Updated from yesterday…

+ I get to have the best parts of her in the way that makes me happy and joyous without anything else I don’t like
+ so much more love for her and from her
+ I keep the best parts of the best friend while getting to have as much sex as I want with other woman
+ we can talk to each other in any way still, cute sayings, babe, whatever. Without making it some type of way it should be.
+ since it’s no longer my concern if she succeeds it fails, my input, other than for happy fun stuff is not needed. I feel like a weight has been lifted off my chest. A weight of responsibility.
+ before, if she fails we both fail since its a team. Now if she fails, she fails. And since this is her choosing, I can have a clean conscience about it without any blame towards myself cause I was the root cause.
+ how can ever be alone anymore if I have Laura and yet as female friends?
+ she is 100% good with me fucking as many people as I want and still seeing her. And for now, still busting a nut in her mouth too. At some point they will end but I would have had what every little boy dreams of for a short time. And then on to the next amazing thing every little boy wants.
+ made me realize, I am, have been, have done, what every little boy wants to be, do, have at some point in life.
(- firefighter, 6 figure salary, a job doing nothing but hanging out with the boys, banging many many hot woman, having amazing relationships full of live, best friends that will kill for you, fam that is always there for you, super cool cars, crazy partying tons of booze tons of drugs, own a super sick house, travel the world, work in a tropical paradise, be super crazy in love, get jacked, do porn freaky sht with girls, be the classic man, I’m sure the list goes on)

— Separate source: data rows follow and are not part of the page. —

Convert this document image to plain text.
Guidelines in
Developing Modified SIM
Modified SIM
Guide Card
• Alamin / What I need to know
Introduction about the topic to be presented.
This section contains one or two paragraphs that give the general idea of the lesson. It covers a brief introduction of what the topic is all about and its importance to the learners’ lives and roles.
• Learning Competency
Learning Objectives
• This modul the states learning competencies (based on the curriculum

+ I don’t have to listen to the incessant complaints for hours on end and get to now listen to some new girl tell me things I’ve never heard before. Learn something new and exciting.

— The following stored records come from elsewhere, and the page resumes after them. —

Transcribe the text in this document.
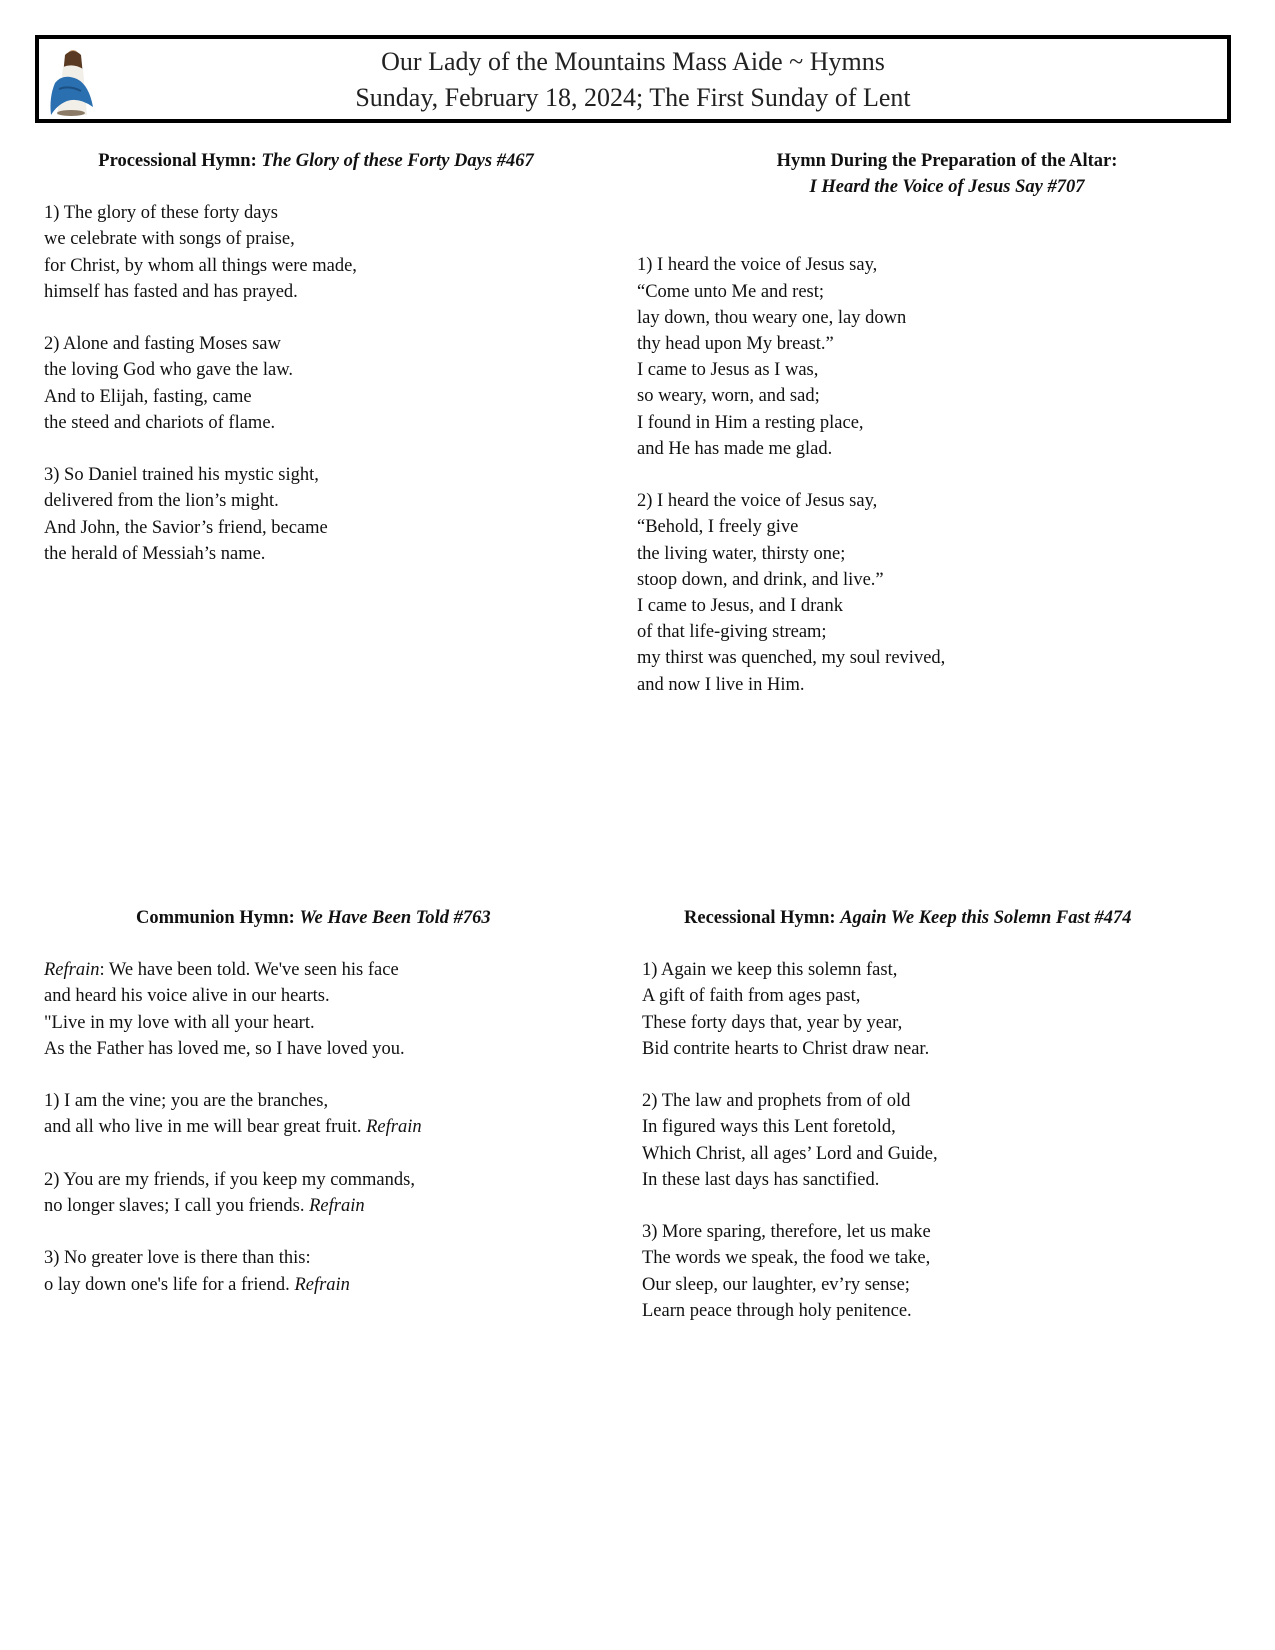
Our Lady of the Mountains Mass Aide ~ Hymns
Sunday, February 18, 2024; The First Sunday of Lent
Processional Hymn: The Glory of these Forty Days #467
1) The glory of these forty days
we celebrate with songs of praise,
for Christ, by whom all things were made,
himself has fasted and has prayed.
2) Alone and fasting Moses saw
the loving God who gave the law.
And to Elijah, fasting, came
the steed and chariots of flame.
3) So Daniel trained his mystic sight,
delivered from the lion’s might.
And John, the Savior’s friend, became
the herald of Messiah’s name.
Hymn During the Preparation of the Altar:
I Heard the Voice of Jesus Say #707
1) I heard the voice of Jesus say,
“Come unto Me and rest;
lay down, thou weary one, lay down
thy head upon My breast.”
I came to Jesus as I was,
so weary, worn, and sad;
I found in Him a resting place,
and He has made me glad.
2) I heard the voice of Jesus say,
“Behold, I freely give
the living water, thirsty one;
stoop down, and drink, and live.”
I came to Jesus, and I drank
of that life-giving stream;
my thirst was quenched, my soul revived,
and now I live in Him.
Communion Hymn: We Have Been Told #763
Refrain: We have been told. We've seen his face
and heard his voice alive in our hearts.
"Live in my love with all your heart.
As the Father has loved me, so I have loved you.
1) I am the vine; you are the branches,
and all who live in me will bear great fruit. Refrain
2) You are my friends, if you keep my commands,
no longer slaves; I call you friends. Refrain
3) No greater love is there than this:
o lay down one's life for a friend. Refrain
Recessional Hymn: Again We Keep this Solemn Fast #474
1) Again we keep this solemn fast,
A gift of faith from ages past,
These forty days that, year by year,
Bid contrite hearts to Christ draw near.
2) The law and prophets from of old
In figured ways this Lent foretold,
Which Christ, all ages’ Lord and Guide,
In these last days has sanctified.
3) More sparing, therefore, let us make
The words we speak, the food we take,
Our sleep, our laughter, ev’ry sense;
Learn peace through holy penitence.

+ (this is gonna sound spiteful) at some point she will ultimately conclude that the image of love is not fixed. What used to make you feel in love is not fixed. It’s ever changing. And it changes with time, life experience, and the fact that our body is always renewing itself and what used to give us a certain high won’t be in years to come. Our taste changes. I used to love powered milk, now it’s just nostalgia. I still love Condensed milk but now I won’t love it fully cause I realize in the amount that I feel love from it, it’s bad for my body and the love I feel from its taste, isn’t enough to keep it around. What I value has changed with time, knowledge, experience.

+today I made some really amazing discoveries. I wrote the last blog this morning and update this one shortly after. I have come to realize that there are just some fundamentals that we fear. And those fears end up driving the bus, all we end up doing is going along for the ride. Focusing on what we don’t want will only bring us more of the same. Focusing on what we do and what will bring us there and doing the little things that will eventually bring us there is the key. What you resist in life will persist. That’s really all there is to say. Stop resisting being afraid. Some resisting failure. Stop resisting being alone. Do the work and then just get out of your own way and just chill the fuck out. The best things come to you when the work is done and your not forcing it. Energy flows where it feels secure and where it belongs. Be the place where that energy can be free to be safe, a space of love.